NEW DELHI/SINGAPORE (Reuters) - Jet Airways is fighting for survival as its fleet shrinks and some refiners tighten fuel supply terms despite efforts by the airline’s lenders to find a new investor to bail out the cash-strapped Indian carrier.
Saddled with more than $1.2 billion of bank debt, the airline has been teetering for weeks and has yet to receive a loan of about $217 million from its lenders as part of a rescue deal agreed in late March.
Jet’s fleet had shrunk to 119 earlier this year from 124 planes last year and India’s aviation regulator has approved the de-registration of seven grounded Boeing 737 planes leased to Jet, according to notices posted on the Directorate General of Civil Aviation’s (DGCA) website on Wednesday.

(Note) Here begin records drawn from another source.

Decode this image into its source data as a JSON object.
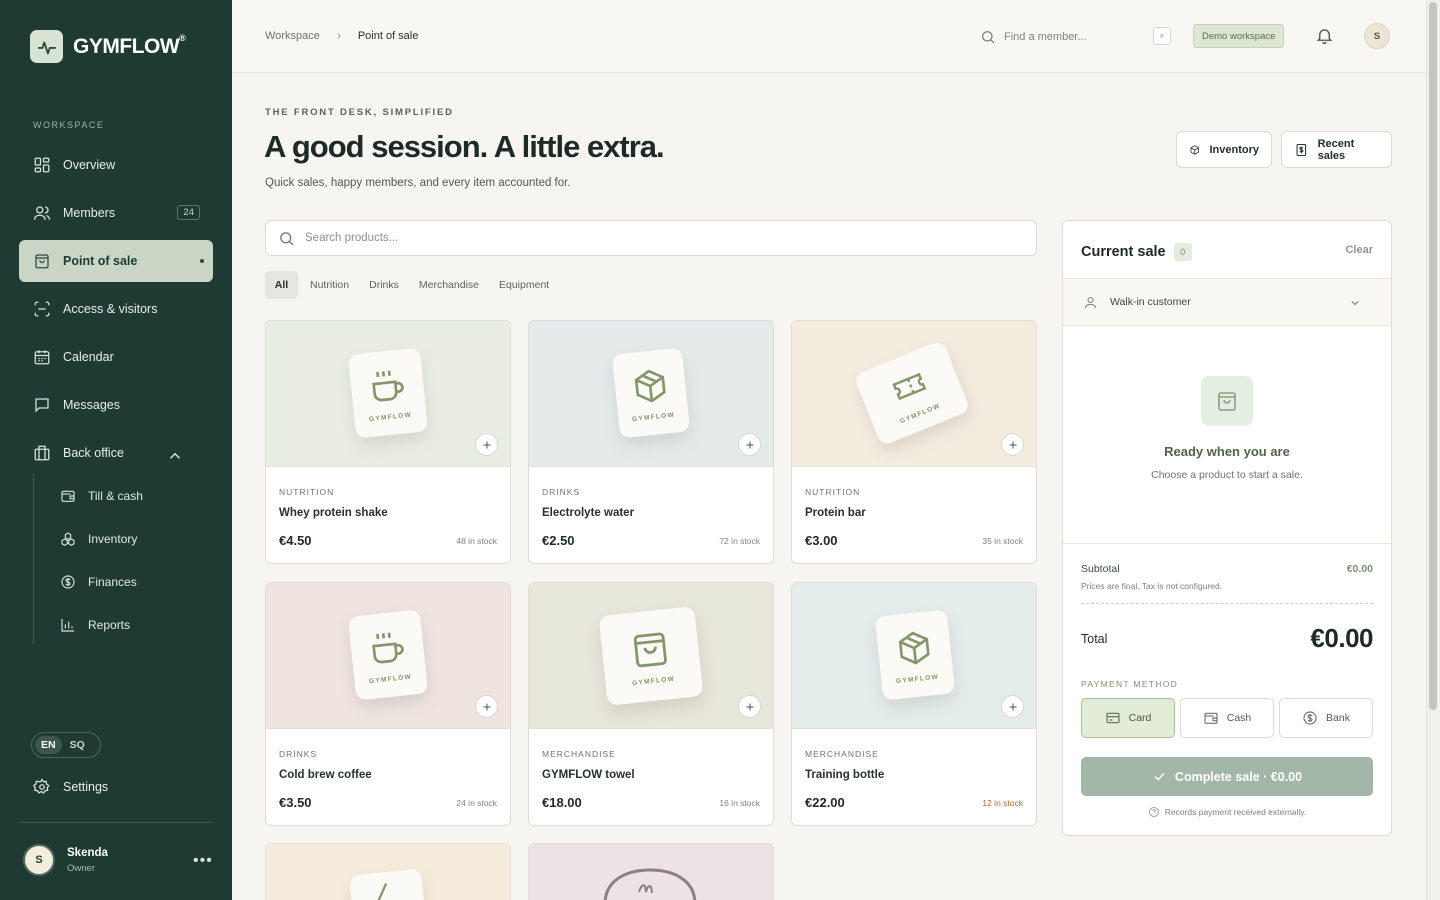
{
  "brand": {
    "name": "GYMFLOW",
    "reg": "®"
  },
  "sidebar": {
    "section_label": "WORKSPACE",
    "items": [
      {
        "label": "Overview",
        "icon": "grid-icon"
      },
      {
        "label": "Members",
        "icon": "users-icon",
        "badge": "24"
      },
      {
        "label": "Point of sale",
        "icon": "shopping-bag-icon",
        "active": true
      },
      {
        "label": "Access & visitors",
        "icon": "scan-icon"
      },
      {
        "label": "Calendar",
        "icon": "calendar-icon"
      },
      {
        "label": "Messages",
        "icon": "message-icon"
      },
      {
        "label": "Back office",
        "icon": "building-icon",
        "expanded": true
      }
    ],
    "subitems": [
      {
        "label": "Till & cash",
        "icon": "wallet-icon"
      },
      {
        "label": "Inventory",
        "icon": "boxes-icon"
      },
      {
        "label": "Finances",
        "icon": "dollar-circle-icon"
      },
      {
        "label": "Reports",
        "icon": "bar-chart-icon"
      }
    ],
    "lang": {
      "en": "EN",
      "sq": "SQ",
      "selected": "EN"
    },
    "settings_label": "Settings",
    "user": {
      "initial": "S",
      "name": "Skenda",
      "role": "Owner"
    }
  },
  "topbar": {
    "breadcrumb": [
      "Workspace",
      "Point of sale"
    ],
    "search_placeholder": "Find a member...",
    "kbd": "⌕",
    "workspace_badge": "Demo workspace",
    "avatar_initial": "S"
  },
  "page": {
    "eyebrow": "THE FRONT DESK, SIMPLIFIED",
    "title": "A good session. A little extra.",
    "subtitle": "Quick sales, happy members, and every item accounted for.",
    "btn_inventory": "Inventory",
    "btn_recent": "Recent sales",
    "product_search_placeholder": "Search products...",
    "tabs": [
      "All",
      "Nutrition",
      "Drinks",
      "Merchandise",
      "Equipment"
    ],
    "selected_tab": "All"
  },
  "products": [
    {
      "category": "NUTRITION",
      "name": "Whey protein shake",
      "price": "€4.50",
      "stock": "48 in stock",
      "icon": "coffee-cup-icon",
      "tile_text": "GYMFLOW",
      "bg": "#eaeee2"
    },
    {
      "category": "DRINKS",
      "name": "Electrolyte water",
      "price": "€2.50",
      "stock": "72 in stock",
      "icon": "box-icon",
      "tile_text": "GYMFLOW",
      "bg": "#e4ebea"
    },
    {
      "category": "NUTRITION",
      "name": "Protein bar",
      "price": "€3.00",
      "stock": "35 in stock",
      "icon": "ticket-icon",
      "tile_text": "GYMFLOW",
      "bg": "#f4ecdf"
    },
    {
      "category": "DRINKS",
      "name": "Cold brew coffee",
      "price": "€3.50",
      "stock": "24 in stock",
      "icon": "coffee-cup-icon",
      "tile_text": "GYMFLOW",
      "bg": "#efe4e0"
    },
    {
      "category": "MERCHANDISE",
      "name": "GYMFLOW towel",
      "price": "€18.00",
      "stock": "16 in stock",
      "icon": "shopping-bag-icon",
      "tile_text": "GYMFLOW",
      "bg": "#e7e6da"
    },
    {
      "category": "MERCHANDISE",
      "name": "Training bottle",
      "price": "€22.00",
      "stock": "12 in stock",
      "stock_low": true,
      "icon": "box-icon",
      "tile_text": "GYMFLOW",
      "bg": "#e5ecec"
    }
  ],
  "partial_cards": [
    {
      "bg": "#f6ecdc",
      "icon": "pulse-icon"
    },
    {
      "bg": "#ede2e6",
      "icon": "logo-mark-icon"
    }
  ],
  "sale": {
    "title": "Current sale",
    "count": "0",
    "clear": "Clear",
    "customer": "Walk-in customer",
    "empty_title": "Ready when you are",
    "empty_sub": "Choose a product to start a sale.",
    "subtotal_label": "Subtotal",
    "subtotal_value": "€0.00",
    "tax_note": "Prices are final. Tax is not configured.",
    "total_label": "Total",
    "total_value": "€0.00",
    "payment_label": "PAYMENT METHOD",
    "methods": [
      {
        "label": "Card",
        "icon": "credit-card-icon",
        "selected": true
      },
      {
        "label": "Cash",
        "icon": "wallet-icon"
      },
      {
        "label": "Bank",
        "icon": "dollar-circle-icon"
      }
    ],
    "complete": "Complete sale · €0.00",
    "external_note": "Records payment received externally."
  },
  "colors": {
    "sidebar": "#1f3a33",
    "accent": "#c9d6c6",
    "background": "#f6f5f1",
    "complete_button": "#a3b7a8"
  }
}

Applications to de-register a further 24 aircraft are pending.
The airline now has 115 planes, according to its website, though it was not immediately clear if that includes the latest de-registrations. Of the latest seven planes to be de-registered, five belong to MC Aviation Partners, a unit of Mitsubishi Corp, and two are owned by Avolon, the filings show.
Once a plane is de-registered, the lessor can take it out of the country and lease it to other airlines.
“The first de-registration filing by one lessor opened the floodgates for many others,” said one leasing source who has dealings with Jet.
Once India’s leading private carrier, Jet has been forced to ground more than three quarters of its fleet, mainly by lessors owed several months’ payments, sources have said.
Aircraft lessors including Aviation Capital Group, Avolon and BBAM filed applications on Tuesday to de-register 13 Boeing 737s, a source aware of the matter told Reuters, taking the total number of such requests to 24.
Aircraft fuel suppliers are also tightening the noose.
Indian Oil Corp, for the second time, halted supply of fuel to Jet for a few hours on Wednesday over non-payment of dues, a spokesman for the refiner said.
Hindustan Petroleum Corp and Bharat Petroleum Corp are supplying fuel on a cash-and-carry basis, which means Jet needs to pay for the fuel at the time of purchase.
Jet’s lenders, led by State Bank of India (SBI), have been seeking a new investor to take a stake of up to 75 percent in the airline.
Initial bids were to be submitted by the end of Wednesday, but SBI has extended the deadline to April 12.